A college education offers a path for social mobility in our country, but that path has been especially challenging for under-resourced students. These students are disproportionately African Americans, minority, and first-generation. ​ Investing in colleges and universities that primarily serve these populations is crucial for combating structural inequities and advancing social justice.


​Only 11% of low-income, first-generation college students will have a college degree within six years of enrolling in school, compared to about 55% of peers who were not low-income or first-generation students, according to a Pell Institute study. [Source: Postsecondary National Policy Institute]

Higher Education

Mission focused schools such as HBCUs dedicate substantial support to low-income, first-generation students.  More than 75% of students at HBCUs rely on federal Pell Grants to offset their college expenses. [Source: JBHE] And nearly 70% of students at HBCUs attain at least middle-class incomes upon graduation. [Source: Rutgers Center for MSIs]

Social Justice

Education gaps fuel the racial wealth gap: African American families have an average family net worth of $24,000, Hispanic or Latino families have an average of $36,000, while white families have an average of $188,000. [Source: Federal Reserve]

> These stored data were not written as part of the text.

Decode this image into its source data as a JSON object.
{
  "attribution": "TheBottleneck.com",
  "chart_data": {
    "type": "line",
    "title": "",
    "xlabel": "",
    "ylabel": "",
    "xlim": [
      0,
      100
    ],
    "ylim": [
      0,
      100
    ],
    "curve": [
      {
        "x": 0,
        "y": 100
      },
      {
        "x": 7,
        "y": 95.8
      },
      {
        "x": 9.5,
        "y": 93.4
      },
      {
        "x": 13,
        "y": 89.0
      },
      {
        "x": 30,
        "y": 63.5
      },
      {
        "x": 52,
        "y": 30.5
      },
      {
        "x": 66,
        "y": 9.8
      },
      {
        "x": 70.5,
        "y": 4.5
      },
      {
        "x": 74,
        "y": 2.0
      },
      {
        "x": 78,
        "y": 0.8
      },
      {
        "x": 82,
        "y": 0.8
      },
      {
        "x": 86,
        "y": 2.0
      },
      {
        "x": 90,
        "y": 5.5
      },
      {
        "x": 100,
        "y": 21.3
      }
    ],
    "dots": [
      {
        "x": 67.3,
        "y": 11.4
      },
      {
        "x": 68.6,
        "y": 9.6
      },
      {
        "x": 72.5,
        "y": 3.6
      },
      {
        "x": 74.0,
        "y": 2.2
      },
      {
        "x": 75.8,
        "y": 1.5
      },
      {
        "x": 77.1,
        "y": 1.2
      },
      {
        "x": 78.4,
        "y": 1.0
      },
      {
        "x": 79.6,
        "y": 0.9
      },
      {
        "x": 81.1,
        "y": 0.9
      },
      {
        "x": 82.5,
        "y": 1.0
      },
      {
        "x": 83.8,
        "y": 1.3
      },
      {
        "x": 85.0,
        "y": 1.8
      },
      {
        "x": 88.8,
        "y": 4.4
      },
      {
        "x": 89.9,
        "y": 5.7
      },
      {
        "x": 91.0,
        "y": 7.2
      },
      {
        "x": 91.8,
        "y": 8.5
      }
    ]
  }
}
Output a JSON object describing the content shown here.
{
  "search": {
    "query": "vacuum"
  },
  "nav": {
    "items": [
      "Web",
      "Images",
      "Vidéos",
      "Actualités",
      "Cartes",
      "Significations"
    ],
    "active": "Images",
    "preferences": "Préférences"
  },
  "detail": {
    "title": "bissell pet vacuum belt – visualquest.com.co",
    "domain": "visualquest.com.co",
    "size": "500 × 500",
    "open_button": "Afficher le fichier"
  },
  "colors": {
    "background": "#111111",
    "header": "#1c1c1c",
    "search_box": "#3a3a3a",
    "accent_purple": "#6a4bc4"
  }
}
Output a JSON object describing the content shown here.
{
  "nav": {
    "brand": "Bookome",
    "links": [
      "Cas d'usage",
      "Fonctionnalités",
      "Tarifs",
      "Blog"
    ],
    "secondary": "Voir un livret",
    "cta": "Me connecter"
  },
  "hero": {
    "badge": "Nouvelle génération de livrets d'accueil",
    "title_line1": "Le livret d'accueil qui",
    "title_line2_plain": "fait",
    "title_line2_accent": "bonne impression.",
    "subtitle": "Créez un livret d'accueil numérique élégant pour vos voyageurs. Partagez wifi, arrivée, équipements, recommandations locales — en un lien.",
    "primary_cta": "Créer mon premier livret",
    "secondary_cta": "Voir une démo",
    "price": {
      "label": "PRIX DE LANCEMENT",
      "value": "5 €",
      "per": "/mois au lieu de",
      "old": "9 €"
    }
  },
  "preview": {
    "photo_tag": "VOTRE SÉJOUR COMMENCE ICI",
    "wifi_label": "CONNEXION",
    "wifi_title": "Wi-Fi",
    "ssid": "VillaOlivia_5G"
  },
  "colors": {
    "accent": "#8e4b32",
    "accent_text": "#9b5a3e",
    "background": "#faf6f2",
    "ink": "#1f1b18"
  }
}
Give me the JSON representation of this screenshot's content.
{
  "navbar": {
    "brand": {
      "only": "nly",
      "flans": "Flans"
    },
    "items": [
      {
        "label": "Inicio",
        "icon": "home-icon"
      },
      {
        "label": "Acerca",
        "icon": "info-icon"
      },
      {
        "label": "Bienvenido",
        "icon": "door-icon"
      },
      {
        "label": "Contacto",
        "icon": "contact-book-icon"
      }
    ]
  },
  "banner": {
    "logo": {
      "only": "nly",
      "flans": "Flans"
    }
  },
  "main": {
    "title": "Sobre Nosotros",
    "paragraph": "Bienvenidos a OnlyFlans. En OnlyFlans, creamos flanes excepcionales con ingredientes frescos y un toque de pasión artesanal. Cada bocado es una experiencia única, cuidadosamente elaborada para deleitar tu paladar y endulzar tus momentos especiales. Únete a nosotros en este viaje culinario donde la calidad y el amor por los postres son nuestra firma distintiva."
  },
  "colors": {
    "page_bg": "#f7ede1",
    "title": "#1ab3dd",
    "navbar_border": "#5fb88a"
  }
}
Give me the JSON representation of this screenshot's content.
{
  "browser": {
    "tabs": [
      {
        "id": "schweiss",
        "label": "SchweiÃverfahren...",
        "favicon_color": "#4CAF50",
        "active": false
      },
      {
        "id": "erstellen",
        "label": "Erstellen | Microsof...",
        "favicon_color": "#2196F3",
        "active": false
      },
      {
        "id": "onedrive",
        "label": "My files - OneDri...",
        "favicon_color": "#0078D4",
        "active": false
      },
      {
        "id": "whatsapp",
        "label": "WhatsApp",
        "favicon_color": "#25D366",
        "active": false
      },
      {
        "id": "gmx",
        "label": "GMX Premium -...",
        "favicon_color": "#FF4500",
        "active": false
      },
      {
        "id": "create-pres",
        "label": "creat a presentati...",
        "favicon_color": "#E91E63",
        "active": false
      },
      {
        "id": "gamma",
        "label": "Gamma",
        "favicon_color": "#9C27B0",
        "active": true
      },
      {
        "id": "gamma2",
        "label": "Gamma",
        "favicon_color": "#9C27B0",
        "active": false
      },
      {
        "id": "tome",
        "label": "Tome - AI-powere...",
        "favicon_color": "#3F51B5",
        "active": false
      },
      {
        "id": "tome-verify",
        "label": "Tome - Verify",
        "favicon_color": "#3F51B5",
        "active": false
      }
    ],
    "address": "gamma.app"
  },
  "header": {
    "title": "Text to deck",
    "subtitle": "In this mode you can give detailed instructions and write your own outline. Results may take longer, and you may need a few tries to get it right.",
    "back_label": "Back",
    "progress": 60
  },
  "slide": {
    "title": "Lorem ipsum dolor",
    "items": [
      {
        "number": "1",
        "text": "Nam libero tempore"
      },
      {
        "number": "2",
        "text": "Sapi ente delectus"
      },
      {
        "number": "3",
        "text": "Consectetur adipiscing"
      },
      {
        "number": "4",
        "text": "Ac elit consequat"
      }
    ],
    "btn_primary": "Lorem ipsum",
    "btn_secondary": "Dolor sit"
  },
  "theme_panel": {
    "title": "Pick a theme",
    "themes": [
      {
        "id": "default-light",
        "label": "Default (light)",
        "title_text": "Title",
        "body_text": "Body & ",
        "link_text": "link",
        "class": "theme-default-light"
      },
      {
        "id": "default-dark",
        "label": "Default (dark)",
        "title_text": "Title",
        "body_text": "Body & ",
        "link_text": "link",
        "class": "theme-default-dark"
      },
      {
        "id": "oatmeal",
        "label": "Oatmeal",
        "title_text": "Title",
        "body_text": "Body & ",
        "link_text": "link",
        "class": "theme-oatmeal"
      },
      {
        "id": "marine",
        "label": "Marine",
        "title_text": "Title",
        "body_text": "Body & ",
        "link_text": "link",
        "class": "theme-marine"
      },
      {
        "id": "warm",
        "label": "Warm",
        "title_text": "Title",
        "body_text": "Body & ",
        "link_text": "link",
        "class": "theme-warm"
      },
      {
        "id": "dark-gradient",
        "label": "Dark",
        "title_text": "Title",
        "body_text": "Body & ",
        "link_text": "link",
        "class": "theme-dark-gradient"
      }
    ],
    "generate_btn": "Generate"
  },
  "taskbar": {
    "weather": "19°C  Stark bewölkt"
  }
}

Despite outperforming their better-resourced peers in terms of upward mobility and other performance metrics, HBCUs and other minority-serving institutions have been significantly underfunded and under-resourced on a comparable basis.  
Maintaining a lower-cost college opportunity serves as a critical component of the mission of many MSIs, which limits the ability of these schools to offset declining federal and state support.

This sustained underfunding and the financial limitations of the student and alumni populations that MSIs serve have severely limited investment in core infrastructure and innovation--creating future performance, mission, and in some cases viability risk. 

Partnership for Education Advancement seeks to provide services and resources to support these institutions and their longstanding missions to serve under-resourced populations striving to improve themselves through higher education.